Kiwifruit (New Zealand)

  •   A “Kiwi” is a flightless bird that serves as the national symbol for New Zealand. “Kiwi” is also a nickname for the people who live in New Zealand. That is why New Zealanders call the fruit a “kiwifruit.”  The fruit originated in China and is also known as a “Chinese Gooseberry.”   Kiwifruit from New Zealand comes in both the fuzzy green variety and also a golden variety that sports a smooth skin. Kiwifruit is rich in fiber and high in vitamin C, vitamin E, folate, potassium, copper and many other nutrients. Kiwifruit also contains the plant chemical lutein, which is important for maintaining eye health.

Warrigal Greens

  • Warrigal Greens are an example of “Bush Tucker” or bush foods, which are plants native to Australia.
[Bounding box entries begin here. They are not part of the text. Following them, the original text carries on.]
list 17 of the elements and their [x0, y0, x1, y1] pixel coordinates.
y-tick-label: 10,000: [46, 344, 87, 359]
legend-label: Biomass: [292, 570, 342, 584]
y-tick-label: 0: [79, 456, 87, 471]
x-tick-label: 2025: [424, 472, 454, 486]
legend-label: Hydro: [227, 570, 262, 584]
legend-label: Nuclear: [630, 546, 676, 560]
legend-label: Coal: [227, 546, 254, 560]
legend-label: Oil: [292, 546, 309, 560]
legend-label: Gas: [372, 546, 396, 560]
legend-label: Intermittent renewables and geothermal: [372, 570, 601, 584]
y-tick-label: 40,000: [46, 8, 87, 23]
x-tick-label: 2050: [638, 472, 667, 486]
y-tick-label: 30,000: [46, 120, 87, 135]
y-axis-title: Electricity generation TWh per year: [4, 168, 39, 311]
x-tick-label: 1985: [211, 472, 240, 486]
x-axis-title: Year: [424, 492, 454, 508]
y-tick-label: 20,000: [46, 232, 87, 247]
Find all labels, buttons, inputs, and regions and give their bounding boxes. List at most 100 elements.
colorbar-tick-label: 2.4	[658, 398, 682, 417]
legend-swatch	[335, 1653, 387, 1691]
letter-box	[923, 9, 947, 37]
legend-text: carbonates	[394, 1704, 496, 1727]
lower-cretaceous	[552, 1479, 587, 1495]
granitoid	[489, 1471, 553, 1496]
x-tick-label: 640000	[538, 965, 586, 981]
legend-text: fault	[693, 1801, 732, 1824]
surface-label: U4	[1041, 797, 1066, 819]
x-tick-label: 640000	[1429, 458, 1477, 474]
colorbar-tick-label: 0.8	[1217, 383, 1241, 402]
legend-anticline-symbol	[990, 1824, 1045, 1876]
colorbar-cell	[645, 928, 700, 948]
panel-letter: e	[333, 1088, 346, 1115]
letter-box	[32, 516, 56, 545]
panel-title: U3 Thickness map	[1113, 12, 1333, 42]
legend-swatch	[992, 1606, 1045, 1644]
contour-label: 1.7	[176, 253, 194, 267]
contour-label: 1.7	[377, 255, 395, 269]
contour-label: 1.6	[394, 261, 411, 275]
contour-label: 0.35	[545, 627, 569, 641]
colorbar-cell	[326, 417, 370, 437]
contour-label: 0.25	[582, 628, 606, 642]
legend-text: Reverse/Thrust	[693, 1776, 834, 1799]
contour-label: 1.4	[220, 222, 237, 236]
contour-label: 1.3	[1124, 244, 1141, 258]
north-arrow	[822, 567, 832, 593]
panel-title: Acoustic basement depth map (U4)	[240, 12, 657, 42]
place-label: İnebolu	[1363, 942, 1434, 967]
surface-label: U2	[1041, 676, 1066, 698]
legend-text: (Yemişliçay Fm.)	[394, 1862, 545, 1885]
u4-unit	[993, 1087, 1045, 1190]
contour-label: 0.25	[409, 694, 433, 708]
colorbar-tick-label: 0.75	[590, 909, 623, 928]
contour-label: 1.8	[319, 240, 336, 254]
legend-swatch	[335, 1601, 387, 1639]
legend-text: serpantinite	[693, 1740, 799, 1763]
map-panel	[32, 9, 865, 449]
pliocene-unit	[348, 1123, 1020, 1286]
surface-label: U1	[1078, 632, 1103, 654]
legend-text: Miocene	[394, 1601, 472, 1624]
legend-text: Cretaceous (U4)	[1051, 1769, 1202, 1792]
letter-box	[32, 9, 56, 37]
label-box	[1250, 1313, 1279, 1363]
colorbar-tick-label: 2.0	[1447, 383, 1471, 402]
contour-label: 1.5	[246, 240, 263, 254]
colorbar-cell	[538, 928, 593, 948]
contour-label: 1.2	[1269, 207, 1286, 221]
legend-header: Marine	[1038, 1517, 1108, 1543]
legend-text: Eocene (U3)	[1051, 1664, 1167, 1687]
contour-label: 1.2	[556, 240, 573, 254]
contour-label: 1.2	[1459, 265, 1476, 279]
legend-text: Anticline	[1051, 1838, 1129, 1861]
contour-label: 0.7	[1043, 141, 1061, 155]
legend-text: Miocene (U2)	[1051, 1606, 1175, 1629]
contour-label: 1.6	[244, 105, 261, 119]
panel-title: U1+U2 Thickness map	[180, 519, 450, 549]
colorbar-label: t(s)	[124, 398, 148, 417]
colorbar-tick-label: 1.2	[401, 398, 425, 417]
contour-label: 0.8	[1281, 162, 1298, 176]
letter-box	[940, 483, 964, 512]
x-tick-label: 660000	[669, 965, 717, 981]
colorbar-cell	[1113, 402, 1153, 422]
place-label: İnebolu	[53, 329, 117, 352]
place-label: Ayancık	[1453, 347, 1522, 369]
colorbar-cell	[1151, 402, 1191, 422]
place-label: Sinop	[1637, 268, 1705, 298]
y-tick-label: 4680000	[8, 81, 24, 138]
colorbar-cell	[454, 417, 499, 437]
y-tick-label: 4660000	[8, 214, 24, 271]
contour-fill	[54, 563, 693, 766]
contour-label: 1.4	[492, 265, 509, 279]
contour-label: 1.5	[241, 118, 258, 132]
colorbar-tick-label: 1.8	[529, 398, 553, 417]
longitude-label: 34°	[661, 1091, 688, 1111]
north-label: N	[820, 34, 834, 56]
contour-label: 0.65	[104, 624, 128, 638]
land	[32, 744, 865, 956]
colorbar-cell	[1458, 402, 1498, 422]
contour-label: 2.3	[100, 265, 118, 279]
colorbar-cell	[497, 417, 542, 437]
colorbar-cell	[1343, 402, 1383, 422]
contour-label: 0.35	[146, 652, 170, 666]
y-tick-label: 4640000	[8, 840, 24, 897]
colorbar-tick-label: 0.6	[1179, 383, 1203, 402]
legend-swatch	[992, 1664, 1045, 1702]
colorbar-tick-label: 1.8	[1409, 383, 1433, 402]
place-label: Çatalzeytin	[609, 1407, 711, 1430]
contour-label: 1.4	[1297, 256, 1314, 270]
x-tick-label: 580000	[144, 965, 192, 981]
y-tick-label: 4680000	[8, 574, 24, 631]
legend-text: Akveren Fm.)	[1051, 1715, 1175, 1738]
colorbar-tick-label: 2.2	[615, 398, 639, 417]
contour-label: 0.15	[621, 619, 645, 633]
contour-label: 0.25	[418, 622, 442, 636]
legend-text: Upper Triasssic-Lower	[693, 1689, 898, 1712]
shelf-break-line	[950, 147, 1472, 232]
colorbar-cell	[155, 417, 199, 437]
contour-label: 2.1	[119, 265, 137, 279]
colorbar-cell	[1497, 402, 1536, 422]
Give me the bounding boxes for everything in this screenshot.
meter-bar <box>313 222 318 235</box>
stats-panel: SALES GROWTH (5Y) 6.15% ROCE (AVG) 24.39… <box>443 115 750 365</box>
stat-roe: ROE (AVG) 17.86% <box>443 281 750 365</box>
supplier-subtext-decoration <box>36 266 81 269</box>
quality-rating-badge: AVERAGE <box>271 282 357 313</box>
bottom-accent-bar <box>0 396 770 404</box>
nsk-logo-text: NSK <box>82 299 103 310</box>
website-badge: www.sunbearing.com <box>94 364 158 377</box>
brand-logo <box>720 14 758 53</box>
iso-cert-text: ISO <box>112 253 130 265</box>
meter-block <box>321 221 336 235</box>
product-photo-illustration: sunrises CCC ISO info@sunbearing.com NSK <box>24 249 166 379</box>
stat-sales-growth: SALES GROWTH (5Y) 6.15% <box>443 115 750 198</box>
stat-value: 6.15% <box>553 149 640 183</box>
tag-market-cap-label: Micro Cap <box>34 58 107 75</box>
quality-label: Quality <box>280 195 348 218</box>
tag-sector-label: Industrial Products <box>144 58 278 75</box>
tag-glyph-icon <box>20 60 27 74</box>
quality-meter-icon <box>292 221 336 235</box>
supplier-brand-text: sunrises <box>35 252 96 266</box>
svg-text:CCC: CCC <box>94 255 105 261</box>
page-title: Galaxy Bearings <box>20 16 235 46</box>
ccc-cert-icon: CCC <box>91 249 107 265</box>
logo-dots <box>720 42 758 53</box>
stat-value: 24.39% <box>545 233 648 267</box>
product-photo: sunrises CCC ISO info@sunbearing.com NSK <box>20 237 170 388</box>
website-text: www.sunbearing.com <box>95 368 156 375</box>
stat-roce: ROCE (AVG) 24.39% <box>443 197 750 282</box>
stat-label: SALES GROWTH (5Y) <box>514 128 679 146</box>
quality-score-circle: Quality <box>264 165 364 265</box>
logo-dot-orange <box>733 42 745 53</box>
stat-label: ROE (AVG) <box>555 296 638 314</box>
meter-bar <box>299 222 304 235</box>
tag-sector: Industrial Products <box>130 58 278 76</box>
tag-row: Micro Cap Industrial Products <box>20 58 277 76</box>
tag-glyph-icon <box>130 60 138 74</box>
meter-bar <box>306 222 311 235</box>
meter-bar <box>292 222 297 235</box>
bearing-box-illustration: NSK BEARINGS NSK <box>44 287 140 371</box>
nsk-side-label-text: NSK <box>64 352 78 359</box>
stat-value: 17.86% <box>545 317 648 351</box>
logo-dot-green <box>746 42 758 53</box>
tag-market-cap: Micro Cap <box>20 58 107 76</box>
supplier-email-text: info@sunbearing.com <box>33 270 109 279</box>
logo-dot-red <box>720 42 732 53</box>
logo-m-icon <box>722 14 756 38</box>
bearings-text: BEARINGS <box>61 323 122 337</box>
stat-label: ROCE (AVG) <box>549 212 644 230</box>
Warrigal greens are a ground cover and the leaves can be substituted for spinach in cooked dishes.  Warrigal greens are not eaten raw like spinach, though. They are blanched (quickly boiled) before using the greens in recipes. Warrigal Greens are also known as “New Zealand Spinach” and the seeds are available to gardeners in the U.S. Warrigal Greens are rich in vitamin A and vitamin C.    


This is a tough one since food production is a challenge in this harsh climate. But there are greenhouses that supply fresh produce for scientists and explorers. One example is the Eden-ISS, a farm which exists inside a climate-controlled shipping container!